L'elettroforesi su gel è un processo di separazione di bio-molecole di diverse dimensioni facendole passare attraverso una matrice sievelica usando l'elettricità. Le molecole più grandi si muovono più lentamente, mentre le molecole più piccole scivolano attraverso la matrice e si muovono più velocemente e più lontano, separando così i diversi frammenti in base alle dimensioni.
Il primo passo per elettroforesi su gel è quello di impostare la matrice di gel. L'agarosio viene utilizzato per separare le molecole di DNA e l'acrilammide viene utilizzato per separare le proteine. Il gel inizia come un liquido, che viene versato in un vassoio di stampaggio. Un pettine viene posto nella matrice liquida in modo che quando la matrice si solidifica, vengono formati dei pozzetti per caricare i campioni al loro interno. Una volta che il gel si è solidificato, viene rimosso dallo stampo e inserito in un apparecchio speciale in cui può essere applicata corrente. Un buffer che può fungere da conduttore di elettricità viene versato intorno alla matrice.
I campioni di bio-molecole sono solitamente miscelati con una sostanza ad alta densità (un colorante viscoso) in modo che si depositino sul fondo del pozzetto invece di fluttuare nel buffer. Il colorante aiuta anche a tenere traccia dell'avanzamento dell'esperimento. Ogni campione viene caricato in un pozzetto separato. Uno dei pozzetti viene solitamente assegnato per caricare un marcatore, che ha una serie di frammenti di dimensioni già conosciute per consentire il confronto con i campioni da caricare.
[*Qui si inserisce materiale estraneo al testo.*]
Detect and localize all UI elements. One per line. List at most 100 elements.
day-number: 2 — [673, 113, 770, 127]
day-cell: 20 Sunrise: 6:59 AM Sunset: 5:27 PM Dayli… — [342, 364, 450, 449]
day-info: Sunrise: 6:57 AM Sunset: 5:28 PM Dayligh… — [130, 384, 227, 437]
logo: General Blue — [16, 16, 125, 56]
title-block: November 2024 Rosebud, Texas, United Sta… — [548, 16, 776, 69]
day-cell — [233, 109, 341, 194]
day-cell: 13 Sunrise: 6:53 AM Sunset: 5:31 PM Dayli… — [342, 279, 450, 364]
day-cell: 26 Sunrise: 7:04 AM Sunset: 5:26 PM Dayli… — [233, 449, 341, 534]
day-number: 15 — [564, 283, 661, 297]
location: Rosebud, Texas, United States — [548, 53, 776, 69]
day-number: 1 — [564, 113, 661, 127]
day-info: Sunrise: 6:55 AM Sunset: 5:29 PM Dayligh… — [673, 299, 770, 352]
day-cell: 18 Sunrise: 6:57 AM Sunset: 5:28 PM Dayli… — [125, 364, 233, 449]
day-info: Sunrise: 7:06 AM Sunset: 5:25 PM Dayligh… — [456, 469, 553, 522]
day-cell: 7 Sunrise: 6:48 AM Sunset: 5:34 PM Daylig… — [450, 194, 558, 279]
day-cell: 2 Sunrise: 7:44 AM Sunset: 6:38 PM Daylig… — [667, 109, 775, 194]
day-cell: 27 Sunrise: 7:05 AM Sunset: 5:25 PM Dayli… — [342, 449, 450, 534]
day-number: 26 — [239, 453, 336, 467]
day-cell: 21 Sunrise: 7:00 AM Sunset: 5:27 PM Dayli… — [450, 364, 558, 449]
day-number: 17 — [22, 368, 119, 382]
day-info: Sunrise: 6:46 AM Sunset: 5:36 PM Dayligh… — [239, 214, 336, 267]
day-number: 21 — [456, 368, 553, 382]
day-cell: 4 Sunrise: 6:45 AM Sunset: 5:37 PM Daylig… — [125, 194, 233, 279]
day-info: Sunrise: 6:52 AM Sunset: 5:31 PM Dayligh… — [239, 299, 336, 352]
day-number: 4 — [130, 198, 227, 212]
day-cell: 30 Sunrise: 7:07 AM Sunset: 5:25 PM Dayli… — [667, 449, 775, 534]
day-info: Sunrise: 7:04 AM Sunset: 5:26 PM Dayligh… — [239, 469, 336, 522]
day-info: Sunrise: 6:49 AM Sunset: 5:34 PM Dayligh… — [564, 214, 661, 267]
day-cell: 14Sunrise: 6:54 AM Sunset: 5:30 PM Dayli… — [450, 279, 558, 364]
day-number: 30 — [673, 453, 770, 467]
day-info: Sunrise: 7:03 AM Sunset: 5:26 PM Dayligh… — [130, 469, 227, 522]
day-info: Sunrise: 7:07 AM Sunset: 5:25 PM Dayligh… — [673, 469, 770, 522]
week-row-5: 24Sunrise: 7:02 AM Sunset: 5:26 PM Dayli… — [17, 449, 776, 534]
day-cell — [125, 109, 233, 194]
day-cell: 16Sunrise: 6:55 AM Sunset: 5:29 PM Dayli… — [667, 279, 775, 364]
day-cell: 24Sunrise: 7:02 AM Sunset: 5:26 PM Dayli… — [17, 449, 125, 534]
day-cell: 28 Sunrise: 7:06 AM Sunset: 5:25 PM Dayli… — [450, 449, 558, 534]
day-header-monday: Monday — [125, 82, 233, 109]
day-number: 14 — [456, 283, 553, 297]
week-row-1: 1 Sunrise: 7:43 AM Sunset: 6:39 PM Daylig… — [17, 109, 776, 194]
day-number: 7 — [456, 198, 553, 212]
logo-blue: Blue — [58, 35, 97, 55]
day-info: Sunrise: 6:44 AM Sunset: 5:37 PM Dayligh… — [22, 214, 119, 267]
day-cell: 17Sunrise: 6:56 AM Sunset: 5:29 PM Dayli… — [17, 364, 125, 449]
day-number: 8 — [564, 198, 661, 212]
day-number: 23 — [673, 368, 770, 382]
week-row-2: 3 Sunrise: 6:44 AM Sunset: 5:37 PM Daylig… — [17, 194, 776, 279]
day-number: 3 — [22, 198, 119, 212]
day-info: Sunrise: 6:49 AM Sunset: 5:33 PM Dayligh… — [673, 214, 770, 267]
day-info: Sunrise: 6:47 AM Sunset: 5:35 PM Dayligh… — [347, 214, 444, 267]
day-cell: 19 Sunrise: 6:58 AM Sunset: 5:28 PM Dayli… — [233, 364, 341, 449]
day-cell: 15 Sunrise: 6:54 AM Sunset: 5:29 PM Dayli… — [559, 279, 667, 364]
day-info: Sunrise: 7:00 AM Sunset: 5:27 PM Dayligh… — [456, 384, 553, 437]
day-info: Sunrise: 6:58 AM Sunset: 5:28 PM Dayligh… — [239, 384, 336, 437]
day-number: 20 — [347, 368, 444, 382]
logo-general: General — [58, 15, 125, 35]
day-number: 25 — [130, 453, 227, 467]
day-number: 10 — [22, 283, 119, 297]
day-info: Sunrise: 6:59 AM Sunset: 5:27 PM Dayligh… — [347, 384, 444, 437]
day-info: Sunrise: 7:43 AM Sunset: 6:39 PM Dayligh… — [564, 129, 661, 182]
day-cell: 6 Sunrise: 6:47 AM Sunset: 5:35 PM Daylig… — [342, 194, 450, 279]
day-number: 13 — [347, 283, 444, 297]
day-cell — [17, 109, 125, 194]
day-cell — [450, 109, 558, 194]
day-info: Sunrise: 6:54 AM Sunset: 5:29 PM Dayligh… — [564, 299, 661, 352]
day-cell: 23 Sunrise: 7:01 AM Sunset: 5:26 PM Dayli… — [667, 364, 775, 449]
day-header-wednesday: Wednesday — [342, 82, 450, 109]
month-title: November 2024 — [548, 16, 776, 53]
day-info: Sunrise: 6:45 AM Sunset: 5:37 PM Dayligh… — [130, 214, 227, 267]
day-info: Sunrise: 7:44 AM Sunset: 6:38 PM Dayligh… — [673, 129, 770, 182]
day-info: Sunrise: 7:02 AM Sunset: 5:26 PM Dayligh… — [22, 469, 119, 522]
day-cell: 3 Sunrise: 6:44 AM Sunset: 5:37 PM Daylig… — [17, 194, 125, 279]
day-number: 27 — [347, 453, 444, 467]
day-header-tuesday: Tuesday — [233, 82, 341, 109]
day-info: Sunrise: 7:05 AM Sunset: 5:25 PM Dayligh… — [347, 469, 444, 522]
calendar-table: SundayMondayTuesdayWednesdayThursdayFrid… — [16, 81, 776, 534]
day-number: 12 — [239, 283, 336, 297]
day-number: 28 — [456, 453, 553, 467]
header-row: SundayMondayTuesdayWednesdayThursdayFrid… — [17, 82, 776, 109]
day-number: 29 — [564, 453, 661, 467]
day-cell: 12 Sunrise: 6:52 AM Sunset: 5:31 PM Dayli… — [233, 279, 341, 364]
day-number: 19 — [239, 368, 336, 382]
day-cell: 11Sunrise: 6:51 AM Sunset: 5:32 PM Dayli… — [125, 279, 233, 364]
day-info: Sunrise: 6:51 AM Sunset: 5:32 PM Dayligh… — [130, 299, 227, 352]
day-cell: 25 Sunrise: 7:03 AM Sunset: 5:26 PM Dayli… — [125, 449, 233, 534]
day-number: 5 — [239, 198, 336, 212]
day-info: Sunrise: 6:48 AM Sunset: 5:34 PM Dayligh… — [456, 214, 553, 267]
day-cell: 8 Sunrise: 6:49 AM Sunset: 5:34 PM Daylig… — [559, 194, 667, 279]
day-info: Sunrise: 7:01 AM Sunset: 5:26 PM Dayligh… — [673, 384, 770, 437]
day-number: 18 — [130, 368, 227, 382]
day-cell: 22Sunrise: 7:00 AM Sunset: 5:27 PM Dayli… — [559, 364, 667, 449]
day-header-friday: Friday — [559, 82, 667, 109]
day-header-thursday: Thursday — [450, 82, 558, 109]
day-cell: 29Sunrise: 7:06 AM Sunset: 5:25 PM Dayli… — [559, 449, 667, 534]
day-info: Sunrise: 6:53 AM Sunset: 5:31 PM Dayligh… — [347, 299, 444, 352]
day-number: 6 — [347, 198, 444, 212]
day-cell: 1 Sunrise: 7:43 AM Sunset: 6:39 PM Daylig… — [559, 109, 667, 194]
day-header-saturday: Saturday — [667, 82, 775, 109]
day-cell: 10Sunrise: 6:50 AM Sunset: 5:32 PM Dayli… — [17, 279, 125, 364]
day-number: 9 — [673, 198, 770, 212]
Quando la corrente è attivata, i campioni tendono a spostarsi verso il lato con carica positiva dell'apparato poiché i dorsali di fosfato delle molecole conferiscono loro una carica negativa. Dopo che i campioni hanno percorso una distanza sufficiente, la matrice viene studiata per visualizzare le bande formate dalla separazione delle molecole.